The call for religious humanism which is personal to yourself sounds great. No problem cherry picking verses and root yourself in the moment to be a better human being than you would be. All without fundamentalist belief because if counter thinking benefits you do it. Do not just eat from the tree of knowledge, go a la carte from the world’s religions, mix and match – using something other than dogma, theology or divine sanction to decide if ethical.
Whether we call such ideas religious, philosophy, ethics or morality we are always attempting to rationalize our personal beliefs. For me the thing to stress is not that Noah says it benefits you to believe in God (I recognize atheist bait when I see it and I ain’t biting), but it benefits you to work out what behooves you as a human being beholden to no other entity and yet thinking ethically. When you have to think for yourself what behooves you not only does the chance for greater happiness await you – some actual thinking and hard graft is called for.
Noah is not offering you freedom or liberty to make it up as you go along – he is inviting you to think critically about whether something is beneficial. To be skeptical about something which is dogmatic. This is empowering, but with it comes responsibility when applying freethinking.

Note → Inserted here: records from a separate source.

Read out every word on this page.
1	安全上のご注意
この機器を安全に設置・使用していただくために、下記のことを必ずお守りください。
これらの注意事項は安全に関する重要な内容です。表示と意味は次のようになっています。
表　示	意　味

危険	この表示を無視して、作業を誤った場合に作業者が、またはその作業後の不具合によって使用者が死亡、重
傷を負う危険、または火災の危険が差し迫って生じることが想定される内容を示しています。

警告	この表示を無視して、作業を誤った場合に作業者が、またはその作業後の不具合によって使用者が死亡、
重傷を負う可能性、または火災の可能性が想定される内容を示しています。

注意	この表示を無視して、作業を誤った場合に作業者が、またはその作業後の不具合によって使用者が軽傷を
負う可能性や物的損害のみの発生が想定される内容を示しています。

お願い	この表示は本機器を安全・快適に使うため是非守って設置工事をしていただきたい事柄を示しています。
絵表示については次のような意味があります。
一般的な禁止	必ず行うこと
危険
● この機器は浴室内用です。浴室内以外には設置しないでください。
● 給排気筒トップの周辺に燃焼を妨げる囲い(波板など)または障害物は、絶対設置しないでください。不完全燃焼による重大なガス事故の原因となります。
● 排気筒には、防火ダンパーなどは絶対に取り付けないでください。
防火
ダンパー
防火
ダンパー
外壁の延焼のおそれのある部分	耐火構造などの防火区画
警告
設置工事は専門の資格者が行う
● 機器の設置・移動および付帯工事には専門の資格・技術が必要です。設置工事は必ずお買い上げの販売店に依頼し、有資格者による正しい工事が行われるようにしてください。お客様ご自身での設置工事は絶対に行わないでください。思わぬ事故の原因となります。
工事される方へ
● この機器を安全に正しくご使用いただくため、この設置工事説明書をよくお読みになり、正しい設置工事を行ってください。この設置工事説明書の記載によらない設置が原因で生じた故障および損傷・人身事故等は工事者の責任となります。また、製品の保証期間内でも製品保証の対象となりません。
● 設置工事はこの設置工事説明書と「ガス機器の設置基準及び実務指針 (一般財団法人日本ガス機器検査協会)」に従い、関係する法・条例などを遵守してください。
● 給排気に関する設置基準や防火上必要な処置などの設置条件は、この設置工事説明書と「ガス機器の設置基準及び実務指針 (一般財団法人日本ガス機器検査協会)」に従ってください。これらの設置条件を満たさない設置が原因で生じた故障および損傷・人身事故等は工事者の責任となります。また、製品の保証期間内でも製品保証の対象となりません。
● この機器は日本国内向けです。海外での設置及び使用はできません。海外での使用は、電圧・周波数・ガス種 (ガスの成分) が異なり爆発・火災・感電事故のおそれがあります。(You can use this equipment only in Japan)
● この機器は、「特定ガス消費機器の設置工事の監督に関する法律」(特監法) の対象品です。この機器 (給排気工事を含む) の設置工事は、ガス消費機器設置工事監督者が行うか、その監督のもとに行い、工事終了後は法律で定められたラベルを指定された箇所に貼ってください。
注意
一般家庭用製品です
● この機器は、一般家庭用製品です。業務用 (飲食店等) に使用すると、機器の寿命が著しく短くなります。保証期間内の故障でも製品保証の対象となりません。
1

To know things as they are. Whether we be in a matrix or not.
Bertrand Russell, an empiricist that would know to ignore a matrix loop fallacy, said:
Those who forget good and evil and seek only to know the facts are more likely to achieve good than those who view the world through the distorting medium of their own desires.
Believing in something that profits you might, if you dare to think about it, behoove you to decide whether it is a red pill or a blue pill you have taken. Part of the adventure in life, is you may never be certain which is in the hand outstretched to you. For me humanism, without the religion, is allowing me to go deeper down the rabbit hole.
I invite you to come underground and see how far it goes without making a promise that it might profit you, but that it might just be more real, and that makes the adventure more worthwhile as you dig deep to push the boundaries of our understanding.